Why deal values could reach record highs in 2013

As a business owner, there will be a variety of possible reasons for the eventual exit from your company, whether it be health, retirement, competition or many more. A question we face more than any other as company exit specialists is “what is my company worth?”. Well, the facts are that the answer to this question is affected by a vast number of external influences which all play their part in determining the peaks and troughs within the M&A industry life cycle.

Historically, M&A industry life cycles generally span six or seven years and as a fairly volatile market, peaks and troughs tend to be separated by three or four years. The last industry peak was experienced in 2006/7 and the last trough being in 2009/10, which would suggest that the industry is due to peak again over the next year or so.

With the M&A industry life cycle suggesting that a peak is due, there are several other factors which are also strongly suggesting that the industry is set to experience increased levels of deal activity and high deal values. What is more, we feel that the industry is not just due to peak, we feel that the coming year or so could see historic levels of deals values.

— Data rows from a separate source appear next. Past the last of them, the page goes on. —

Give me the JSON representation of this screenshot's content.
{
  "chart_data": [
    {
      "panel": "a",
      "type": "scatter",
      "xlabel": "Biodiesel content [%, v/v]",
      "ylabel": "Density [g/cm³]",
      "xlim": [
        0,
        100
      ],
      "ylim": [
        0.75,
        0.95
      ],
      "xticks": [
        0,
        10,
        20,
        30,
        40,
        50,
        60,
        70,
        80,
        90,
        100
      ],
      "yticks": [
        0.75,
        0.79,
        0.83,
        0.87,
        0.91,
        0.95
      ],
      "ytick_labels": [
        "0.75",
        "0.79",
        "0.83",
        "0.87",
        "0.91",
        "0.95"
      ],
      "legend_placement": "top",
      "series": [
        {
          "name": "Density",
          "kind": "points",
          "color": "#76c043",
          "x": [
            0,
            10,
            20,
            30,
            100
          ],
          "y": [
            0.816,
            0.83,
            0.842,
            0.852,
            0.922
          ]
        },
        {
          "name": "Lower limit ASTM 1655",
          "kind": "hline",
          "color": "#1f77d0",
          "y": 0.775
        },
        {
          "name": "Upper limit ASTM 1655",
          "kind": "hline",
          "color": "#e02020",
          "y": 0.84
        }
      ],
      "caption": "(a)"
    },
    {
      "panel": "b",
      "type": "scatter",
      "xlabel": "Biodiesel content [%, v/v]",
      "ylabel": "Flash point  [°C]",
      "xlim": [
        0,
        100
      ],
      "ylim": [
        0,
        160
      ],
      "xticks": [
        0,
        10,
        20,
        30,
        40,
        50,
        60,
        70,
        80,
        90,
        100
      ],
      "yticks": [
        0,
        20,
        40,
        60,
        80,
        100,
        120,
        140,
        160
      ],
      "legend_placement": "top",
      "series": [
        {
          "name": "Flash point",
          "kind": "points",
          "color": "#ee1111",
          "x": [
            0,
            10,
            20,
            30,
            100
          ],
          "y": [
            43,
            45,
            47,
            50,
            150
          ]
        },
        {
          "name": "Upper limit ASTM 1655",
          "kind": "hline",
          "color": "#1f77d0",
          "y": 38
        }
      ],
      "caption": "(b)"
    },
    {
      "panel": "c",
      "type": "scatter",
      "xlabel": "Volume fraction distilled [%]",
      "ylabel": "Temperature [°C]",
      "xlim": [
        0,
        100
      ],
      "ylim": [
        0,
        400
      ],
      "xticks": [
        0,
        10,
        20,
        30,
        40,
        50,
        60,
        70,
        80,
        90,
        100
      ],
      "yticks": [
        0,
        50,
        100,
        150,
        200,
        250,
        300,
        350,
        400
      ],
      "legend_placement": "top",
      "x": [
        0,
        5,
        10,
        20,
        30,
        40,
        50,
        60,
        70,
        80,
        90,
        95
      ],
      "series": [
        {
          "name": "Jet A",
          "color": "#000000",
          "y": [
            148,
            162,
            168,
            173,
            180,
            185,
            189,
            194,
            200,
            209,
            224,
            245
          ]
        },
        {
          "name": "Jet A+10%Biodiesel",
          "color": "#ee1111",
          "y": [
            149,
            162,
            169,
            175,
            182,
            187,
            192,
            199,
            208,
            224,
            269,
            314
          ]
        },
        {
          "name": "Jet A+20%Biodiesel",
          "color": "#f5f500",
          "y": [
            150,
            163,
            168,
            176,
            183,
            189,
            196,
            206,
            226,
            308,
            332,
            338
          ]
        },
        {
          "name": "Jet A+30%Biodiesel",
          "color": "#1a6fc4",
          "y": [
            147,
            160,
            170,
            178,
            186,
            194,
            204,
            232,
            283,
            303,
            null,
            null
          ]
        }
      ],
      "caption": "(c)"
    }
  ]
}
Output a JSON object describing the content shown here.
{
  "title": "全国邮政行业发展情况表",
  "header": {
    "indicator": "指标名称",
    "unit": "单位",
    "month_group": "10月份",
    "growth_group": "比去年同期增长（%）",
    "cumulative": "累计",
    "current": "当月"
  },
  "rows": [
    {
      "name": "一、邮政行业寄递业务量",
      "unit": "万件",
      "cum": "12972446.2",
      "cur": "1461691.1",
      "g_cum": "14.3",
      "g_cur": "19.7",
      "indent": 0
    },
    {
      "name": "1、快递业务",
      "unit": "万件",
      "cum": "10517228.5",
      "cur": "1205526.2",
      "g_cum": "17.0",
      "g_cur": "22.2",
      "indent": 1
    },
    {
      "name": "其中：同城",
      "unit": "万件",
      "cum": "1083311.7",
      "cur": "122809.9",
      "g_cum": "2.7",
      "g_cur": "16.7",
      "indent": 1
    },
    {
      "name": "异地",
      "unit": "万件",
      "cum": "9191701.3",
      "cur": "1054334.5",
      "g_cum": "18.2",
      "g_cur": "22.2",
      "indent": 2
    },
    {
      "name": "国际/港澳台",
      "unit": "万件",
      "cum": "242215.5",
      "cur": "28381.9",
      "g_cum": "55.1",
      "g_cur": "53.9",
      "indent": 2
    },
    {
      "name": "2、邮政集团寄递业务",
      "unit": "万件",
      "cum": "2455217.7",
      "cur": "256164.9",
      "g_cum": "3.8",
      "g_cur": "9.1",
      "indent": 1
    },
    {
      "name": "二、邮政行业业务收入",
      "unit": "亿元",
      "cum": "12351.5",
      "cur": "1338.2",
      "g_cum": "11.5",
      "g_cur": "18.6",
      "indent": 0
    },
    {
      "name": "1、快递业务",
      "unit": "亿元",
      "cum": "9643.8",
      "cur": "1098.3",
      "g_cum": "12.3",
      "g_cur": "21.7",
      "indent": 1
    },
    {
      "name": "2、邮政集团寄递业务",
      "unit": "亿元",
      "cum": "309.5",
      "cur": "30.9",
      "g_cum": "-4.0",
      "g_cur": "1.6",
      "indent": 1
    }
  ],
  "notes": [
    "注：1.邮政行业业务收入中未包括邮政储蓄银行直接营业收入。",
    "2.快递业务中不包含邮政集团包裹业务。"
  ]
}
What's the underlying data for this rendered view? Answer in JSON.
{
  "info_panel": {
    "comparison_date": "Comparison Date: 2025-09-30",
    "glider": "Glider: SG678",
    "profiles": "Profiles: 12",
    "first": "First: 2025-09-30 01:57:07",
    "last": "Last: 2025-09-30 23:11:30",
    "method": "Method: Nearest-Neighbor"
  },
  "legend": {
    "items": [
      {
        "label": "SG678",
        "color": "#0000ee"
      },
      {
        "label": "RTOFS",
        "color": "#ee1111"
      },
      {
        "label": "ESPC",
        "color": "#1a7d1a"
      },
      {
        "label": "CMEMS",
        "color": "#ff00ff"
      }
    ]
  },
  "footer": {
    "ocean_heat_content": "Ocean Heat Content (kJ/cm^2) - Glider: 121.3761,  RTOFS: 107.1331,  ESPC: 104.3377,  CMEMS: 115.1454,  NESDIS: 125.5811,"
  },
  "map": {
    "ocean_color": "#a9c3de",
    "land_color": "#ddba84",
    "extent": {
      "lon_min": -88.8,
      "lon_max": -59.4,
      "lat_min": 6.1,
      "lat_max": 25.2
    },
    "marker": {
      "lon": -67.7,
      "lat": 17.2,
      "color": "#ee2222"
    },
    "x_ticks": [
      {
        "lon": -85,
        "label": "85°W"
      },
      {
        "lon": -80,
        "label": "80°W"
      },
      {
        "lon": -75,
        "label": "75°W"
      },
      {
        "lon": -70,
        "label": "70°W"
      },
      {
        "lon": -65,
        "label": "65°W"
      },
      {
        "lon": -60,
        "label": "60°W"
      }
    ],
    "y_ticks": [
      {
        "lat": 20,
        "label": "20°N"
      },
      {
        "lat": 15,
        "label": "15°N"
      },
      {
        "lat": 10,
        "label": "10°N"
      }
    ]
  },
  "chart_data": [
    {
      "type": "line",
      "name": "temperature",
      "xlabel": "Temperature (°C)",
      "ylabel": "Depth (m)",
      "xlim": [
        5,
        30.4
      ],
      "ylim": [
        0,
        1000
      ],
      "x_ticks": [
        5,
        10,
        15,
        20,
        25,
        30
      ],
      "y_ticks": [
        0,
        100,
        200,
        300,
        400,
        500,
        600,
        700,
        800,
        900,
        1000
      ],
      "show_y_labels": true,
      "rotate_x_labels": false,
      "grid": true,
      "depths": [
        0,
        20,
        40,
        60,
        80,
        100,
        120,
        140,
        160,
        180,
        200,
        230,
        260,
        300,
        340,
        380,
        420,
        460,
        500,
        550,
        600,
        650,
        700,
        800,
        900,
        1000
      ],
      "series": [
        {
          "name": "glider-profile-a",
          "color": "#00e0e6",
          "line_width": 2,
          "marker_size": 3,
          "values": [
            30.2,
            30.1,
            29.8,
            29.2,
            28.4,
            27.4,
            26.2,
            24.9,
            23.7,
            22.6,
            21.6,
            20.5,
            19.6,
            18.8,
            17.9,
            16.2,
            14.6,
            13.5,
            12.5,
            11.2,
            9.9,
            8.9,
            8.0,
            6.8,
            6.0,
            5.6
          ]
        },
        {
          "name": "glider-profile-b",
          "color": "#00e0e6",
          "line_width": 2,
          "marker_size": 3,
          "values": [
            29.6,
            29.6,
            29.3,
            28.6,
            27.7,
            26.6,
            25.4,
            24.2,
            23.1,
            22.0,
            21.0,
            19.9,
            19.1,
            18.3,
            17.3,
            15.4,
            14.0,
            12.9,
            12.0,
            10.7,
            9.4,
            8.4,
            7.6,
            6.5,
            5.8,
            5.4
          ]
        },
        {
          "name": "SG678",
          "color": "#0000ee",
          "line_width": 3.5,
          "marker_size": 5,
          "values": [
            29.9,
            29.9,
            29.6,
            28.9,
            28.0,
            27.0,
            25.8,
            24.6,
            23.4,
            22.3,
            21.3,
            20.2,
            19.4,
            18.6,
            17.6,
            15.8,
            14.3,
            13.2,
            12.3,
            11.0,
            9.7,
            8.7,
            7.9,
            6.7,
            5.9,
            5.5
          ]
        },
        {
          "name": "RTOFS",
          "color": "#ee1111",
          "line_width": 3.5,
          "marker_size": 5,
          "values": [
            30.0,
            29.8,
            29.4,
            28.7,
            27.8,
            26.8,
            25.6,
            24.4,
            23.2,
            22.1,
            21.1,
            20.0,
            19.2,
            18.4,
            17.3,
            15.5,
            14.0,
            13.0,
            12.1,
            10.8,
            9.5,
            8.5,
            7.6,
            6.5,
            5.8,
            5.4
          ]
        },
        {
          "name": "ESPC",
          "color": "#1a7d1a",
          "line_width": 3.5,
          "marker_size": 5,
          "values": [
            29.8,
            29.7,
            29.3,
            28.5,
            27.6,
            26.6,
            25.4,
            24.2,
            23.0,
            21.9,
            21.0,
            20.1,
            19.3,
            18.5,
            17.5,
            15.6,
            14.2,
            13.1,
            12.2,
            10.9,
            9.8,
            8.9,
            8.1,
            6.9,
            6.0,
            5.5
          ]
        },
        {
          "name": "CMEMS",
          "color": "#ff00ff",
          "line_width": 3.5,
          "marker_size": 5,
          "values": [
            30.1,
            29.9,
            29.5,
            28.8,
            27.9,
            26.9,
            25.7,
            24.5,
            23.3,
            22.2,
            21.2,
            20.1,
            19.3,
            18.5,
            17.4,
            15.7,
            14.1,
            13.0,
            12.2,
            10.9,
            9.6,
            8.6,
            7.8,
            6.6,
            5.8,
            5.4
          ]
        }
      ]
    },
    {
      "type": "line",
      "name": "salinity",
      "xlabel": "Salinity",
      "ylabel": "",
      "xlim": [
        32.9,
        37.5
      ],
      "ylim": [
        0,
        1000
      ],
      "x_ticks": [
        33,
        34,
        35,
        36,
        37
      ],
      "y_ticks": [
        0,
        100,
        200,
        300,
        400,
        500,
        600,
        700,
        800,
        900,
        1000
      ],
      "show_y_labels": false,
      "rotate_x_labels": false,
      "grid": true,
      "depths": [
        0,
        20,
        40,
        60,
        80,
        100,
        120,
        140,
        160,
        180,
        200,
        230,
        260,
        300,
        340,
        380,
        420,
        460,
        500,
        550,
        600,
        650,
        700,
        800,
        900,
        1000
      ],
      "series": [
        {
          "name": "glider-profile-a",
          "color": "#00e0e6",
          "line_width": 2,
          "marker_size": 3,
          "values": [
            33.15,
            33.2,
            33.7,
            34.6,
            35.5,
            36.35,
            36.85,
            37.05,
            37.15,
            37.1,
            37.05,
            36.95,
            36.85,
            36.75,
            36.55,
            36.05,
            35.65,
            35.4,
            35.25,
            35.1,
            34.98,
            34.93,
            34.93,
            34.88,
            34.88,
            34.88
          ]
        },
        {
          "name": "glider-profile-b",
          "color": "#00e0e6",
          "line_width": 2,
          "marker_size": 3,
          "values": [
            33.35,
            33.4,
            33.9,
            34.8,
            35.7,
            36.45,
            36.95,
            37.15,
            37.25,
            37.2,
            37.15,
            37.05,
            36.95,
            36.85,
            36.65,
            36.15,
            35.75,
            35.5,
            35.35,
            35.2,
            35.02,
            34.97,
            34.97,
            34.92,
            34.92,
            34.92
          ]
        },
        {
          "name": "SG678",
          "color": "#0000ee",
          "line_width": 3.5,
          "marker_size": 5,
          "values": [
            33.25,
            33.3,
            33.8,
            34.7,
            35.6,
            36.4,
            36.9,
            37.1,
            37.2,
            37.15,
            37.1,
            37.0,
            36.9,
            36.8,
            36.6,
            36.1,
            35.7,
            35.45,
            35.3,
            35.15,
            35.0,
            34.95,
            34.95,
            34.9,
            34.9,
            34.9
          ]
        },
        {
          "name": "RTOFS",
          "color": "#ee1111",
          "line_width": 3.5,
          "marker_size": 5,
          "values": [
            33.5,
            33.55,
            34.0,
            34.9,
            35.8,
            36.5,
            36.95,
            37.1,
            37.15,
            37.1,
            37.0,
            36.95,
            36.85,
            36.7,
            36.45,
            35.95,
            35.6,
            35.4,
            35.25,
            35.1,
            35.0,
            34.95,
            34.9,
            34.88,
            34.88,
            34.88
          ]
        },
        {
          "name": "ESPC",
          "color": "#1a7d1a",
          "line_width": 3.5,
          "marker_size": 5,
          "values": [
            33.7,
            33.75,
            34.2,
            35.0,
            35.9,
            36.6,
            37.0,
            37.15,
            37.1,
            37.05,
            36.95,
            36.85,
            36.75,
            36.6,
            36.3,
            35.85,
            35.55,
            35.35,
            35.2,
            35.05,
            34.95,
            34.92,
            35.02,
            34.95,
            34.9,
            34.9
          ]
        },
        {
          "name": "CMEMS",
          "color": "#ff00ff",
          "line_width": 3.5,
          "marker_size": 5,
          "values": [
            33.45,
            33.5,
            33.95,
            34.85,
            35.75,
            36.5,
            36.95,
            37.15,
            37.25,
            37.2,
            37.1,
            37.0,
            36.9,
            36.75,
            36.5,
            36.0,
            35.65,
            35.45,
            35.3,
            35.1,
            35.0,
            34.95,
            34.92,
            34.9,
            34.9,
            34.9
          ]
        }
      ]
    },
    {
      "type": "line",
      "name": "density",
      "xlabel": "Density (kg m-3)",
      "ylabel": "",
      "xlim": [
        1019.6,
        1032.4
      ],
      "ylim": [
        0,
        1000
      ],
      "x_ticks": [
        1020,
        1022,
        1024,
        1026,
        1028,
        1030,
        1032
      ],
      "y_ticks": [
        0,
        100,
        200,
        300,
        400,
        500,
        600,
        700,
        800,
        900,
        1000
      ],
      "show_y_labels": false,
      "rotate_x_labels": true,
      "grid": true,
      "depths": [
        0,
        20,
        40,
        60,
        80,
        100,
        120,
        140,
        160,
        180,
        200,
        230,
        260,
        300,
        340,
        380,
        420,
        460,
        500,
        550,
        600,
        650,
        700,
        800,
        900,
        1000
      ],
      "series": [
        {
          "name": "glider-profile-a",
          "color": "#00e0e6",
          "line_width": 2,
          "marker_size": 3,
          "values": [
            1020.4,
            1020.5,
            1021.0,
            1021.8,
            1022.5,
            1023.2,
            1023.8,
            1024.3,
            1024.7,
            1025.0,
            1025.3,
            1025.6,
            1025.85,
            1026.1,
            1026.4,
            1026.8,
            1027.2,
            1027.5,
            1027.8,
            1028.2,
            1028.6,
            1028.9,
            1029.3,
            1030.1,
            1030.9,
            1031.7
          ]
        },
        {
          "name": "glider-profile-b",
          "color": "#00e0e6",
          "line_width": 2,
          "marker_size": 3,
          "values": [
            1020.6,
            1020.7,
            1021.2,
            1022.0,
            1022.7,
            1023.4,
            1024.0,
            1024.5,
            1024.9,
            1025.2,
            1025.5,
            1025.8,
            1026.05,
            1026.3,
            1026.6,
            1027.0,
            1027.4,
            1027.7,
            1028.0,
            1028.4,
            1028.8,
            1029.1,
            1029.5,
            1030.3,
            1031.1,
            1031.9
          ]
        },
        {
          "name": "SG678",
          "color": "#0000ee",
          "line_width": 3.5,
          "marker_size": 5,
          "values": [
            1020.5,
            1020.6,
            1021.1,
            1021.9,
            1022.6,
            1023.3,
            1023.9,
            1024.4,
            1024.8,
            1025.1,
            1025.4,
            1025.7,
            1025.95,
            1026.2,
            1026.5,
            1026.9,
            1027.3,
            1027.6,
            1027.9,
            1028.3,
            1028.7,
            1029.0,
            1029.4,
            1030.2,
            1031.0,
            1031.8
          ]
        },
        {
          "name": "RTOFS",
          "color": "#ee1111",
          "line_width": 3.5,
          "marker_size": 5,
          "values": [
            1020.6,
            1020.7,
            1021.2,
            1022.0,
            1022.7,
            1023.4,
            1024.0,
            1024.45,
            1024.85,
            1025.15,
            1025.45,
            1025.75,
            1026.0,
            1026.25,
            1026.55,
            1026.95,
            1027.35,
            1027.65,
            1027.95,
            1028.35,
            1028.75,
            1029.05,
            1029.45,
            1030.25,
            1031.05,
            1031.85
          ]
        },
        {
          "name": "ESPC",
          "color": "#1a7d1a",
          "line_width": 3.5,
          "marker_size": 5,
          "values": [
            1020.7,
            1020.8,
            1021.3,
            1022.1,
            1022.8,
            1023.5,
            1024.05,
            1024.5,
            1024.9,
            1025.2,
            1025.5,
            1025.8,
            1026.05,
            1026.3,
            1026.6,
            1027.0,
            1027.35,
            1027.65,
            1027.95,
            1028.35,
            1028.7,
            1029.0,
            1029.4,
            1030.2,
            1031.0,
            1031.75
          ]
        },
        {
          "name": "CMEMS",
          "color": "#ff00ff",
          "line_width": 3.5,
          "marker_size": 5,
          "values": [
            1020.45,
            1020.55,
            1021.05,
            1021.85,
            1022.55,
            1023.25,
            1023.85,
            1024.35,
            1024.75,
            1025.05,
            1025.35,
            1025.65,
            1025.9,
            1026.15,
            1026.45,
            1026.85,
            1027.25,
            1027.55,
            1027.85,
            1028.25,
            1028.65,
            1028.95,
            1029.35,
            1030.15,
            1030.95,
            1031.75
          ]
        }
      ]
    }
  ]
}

The primary reasoning for our confidence regarding deal values is demand. Demand for mid-market companies is set to soar through 2013 and into 2014 due to a number of reasons, one being the huge levels of cash available to investors within the private equity industry. Since the collapse in confidence from 2010 onwards, private equity organizations have been reluctant to part with capital due to uncertain conditions. 2012 went some way to relieving the uncertainty surrounding the industry and the foundations are now firmly set for private equity investors to enter the market full throttle armed with record sums of capital.

Additionally, with interest rates remaining at record low levels corporate companies are also benefitting from readily available capital in order to fund their acquisitive growth strategies. Acquisitions are currently being favored over operational development when it comes to growth of companies as it is seen as more time and cost efficient to buy in another companies operations rather than further develop their own. Available cash coupled with the enhanced desire to grow through acquisitions and benefit on current favorable market conditions has caused a significant increase in demand for lower middle market companies.

The high levels of demand from both private equity and corporate acquirers is creating a competitive atmosphere which is currently driving deal values far above industry norms. With demand set to rise steadily through 2013 it is more than likely that we are due to experience a record year within the M&A market, particularly within the lower middle market.